The Un-Quantified Self

It’s possible now, for only a few hundred dollars, to learn nearly everything about your body. You can get a fitness tracking device to monitor how much you move, how well you sleep, and how many calories you burn. You can get a WiFi enabled scale to track and plot how much you weigh. You can get a Bluetooth monitor to measure your pulse, and your blood pressure. You can get an app that pulls all of this data together. With all these tools in hand, you can generate the data you need to make a Nicholas Felton style annual report on yourself.

Proponents of the Quantified Self movement suggest that measuring everything you do is a pathway to better health, and a better life. I’m not going to say they’re wrong, either. The facts say they’re right. If you can see that every time you go to bed at three in the morning, because you were out at the bar the night before, you wake up late and feel terrible, you can then decide to not go to bed at three in the morning. This is an extremely simple and reductive example, but the point remains that knowing facts about yourself and your body does give you an extra layer of perspective towards making behavioral changes. Now, the technology is there and reasonably priced enough to put it in reach of people who can afford a couple hundred dollars in gear.

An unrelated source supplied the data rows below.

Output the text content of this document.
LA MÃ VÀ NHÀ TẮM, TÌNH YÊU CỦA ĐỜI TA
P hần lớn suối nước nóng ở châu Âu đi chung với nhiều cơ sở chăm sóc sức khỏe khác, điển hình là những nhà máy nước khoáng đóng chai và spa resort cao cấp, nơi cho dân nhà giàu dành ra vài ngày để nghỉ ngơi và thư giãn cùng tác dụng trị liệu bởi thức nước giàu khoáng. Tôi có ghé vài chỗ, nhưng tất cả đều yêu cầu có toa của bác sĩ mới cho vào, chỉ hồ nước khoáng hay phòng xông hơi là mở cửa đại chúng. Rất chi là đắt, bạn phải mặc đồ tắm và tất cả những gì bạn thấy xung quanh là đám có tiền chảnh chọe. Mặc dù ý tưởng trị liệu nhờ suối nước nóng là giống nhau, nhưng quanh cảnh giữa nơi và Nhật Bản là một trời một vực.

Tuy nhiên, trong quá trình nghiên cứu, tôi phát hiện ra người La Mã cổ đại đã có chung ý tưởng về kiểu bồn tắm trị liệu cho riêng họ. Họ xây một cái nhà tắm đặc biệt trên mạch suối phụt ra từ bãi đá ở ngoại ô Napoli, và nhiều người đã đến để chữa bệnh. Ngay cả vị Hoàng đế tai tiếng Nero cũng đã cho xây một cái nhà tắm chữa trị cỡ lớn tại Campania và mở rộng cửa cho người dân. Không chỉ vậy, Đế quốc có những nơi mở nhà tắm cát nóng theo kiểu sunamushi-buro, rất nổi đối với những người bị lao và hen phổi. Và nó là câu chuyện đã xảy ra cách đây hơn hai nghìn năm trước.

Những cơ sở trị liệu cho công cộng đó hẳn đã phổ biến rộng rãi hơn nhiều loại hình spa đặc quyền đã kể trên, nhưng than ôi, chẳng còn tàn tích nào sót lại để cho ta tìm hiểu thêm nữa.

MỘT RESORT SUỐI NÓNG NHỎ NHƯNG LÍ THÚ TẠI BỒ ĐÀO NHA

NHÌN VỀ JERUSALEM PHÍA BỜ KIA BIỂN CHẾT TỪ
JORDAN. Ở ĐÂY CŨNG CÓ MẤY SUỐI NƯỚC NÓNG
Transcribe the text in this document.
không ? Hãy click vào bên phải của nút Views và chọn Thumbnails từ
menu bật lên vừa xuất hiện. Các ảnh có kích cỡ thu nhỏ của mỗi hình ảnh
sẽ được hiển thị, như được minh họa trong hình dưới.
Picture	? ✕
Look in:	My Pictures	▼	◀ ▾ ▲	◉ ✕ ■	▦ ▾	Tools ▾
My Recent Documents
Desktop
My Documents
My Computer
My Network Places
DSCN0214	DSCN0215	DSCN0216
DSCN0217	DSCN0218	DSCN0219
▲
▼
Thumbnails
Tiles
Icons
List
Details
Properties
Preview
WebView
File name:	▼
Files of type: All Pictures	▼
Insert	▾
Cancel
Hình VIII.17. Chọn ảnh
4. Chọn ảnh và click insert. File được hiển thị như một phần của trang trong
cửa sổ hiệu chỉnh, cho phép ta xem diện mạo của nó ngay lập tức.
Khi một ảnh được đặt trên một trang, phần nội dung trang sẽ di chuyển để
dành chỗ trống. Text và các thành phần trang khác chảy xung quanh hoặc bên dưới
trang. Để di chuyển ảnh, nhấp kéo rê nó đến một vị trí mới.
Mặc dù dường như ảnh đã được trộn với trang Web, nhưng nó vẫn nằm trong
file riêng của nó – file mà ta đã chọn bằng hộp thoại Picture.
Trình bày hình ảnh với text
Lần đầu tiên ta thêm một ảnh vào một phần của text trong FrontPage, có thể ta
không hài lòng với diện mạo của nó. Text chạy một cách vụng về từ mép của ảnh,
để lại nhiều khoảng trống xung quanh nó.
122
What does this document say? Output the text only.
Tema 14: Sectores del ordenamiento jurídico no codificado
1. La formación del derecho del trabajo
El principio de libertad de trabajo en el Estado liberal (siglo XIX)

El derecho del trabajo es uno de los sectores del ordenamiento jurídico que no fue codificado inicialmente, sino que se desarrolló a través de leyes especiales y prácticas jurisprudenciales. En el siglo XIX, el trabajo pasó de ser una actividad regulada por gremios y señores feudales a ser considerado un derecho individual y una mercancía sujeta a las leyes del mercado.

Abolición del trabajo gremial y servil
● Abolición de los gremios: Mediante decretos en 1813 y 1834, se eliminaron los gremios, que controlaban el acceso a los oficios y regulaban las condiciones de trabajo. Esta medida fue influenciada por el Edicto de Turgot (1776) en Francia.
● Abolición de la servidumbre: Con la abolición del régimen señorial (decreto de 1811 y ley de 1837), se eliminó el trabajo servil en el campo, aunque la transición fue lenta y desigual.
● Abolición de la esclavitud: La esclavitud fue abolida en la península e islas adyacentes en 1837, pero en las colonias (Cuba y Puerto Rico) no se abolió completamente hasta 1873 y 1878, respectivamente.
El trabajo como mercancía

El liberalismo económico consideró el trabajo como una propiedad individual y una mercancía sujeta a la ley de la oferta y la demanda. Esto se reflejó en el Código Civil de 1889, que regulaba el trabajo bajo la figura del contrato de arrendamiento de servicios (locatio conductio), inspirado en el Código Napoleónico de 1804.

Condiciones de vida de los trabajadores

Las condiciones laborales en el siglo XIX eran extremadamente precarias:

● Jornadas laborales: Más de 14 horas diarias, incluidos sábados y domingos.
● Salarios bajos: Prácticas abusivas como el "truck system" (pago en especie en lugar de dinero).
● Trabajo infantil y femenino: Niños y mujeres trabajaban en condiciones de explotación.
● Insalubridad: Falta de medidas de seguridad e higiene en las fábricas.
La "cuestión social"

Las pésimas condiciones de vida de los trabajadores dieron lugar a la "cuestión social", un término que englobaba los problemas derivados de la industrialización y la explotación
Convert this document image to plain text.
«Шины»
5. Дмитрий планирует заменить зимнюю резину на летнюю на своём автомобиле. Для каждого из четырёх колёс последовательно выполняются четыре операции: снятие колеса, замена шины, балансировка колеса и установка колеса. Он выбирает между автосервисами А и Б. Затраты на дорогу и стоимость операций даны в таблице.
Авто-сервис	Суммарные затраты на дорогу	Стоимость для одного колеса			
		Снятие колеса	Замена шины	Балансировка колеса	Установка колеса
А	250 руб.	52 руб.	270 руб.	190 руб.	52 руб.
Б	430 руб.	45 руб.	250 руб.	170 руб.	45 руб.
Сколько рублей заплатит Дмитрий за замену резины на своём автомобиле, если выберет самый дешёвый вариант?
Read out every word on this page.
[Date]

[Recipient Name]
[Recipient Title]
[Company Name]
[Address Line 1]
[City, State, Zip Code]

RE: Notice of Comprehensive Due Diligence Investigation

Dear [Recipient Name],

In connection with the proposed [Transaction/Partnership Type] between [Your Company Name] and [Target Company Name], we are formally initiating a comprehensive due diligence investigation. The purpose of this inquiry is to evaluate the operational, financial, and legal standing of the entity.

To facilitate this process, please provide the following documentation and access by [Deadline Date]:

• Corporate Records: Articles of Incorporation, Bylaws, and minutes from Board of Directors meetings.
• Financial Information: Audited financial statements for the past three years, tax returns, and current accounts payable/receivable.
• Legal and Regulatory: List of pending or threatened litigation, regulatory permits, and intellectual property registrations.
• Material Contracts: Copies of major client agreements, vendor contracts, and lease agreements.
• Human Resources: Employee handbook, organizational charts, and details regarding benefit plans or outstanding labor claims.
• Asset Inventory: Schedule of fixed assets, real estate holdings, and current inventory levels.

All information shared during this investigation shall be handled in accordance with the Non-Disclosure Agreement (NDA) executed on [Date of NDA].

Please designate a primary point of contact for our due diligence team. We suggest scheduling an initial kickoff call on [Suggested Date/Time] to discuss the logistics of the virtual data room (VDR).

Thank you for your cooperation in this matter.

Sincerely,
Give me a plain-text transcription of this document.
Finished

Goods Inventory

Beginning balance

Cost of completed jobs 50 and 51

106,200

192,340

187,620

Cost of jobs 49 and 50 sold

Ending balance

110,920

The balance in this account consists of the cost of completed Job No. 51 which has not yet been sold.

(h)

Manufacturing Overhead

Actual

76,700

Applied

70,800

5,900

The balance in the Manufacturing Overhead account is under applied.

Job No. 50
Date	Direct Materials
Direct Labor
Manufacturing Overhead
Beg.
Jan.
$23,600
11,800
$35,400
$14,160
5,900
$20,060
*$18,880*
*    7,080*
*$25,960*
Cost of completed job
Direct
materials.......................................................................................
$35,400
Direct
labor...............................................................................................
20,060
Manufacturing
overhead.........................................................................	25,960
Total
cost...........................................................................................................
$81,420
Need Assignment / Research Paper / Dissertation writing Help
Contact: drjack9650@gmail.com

This works well, if you’re the sort of person for whom gamification is made for. In the parlance of role-playing games of old—the sort with pen, paper, and character sheets with numbers representing stats—someone who strove to max out there character in all aspects was known as a munchkin. There’s plenty of Quantified Self adherents who are in it just to know more about themselves, but I worry if the Quantified Self movement may lead to the same phenomenon to grow in the real world. I don’t think it’s a huge leap to imagine it, either. Go to the gym and look at the muscle-bound guys showing off for each other, and ask yourself if the munchkin qualifier may not apply.

Of course, there’s also the parts of the self that aren’t so easily reduced to numbers. You can know the number of steps you walked, but there’s plenty about us that is more nebulous. To be blunt, you can’t quantify “happiness”. It lacks a scale, or even a sense of the baseline. What does it mean to really know one self? Quantification of the quantifiable is a start, but the only measurement that counts in the end is how you feel. Hacking the body is a start, but hacking the mind and the soul is another. One day, perhaps, the data scientists will team up with the philosophers—there’s enough looking for work—to build the tools needed for the Quantified Soul movement. Then, things will get interesting.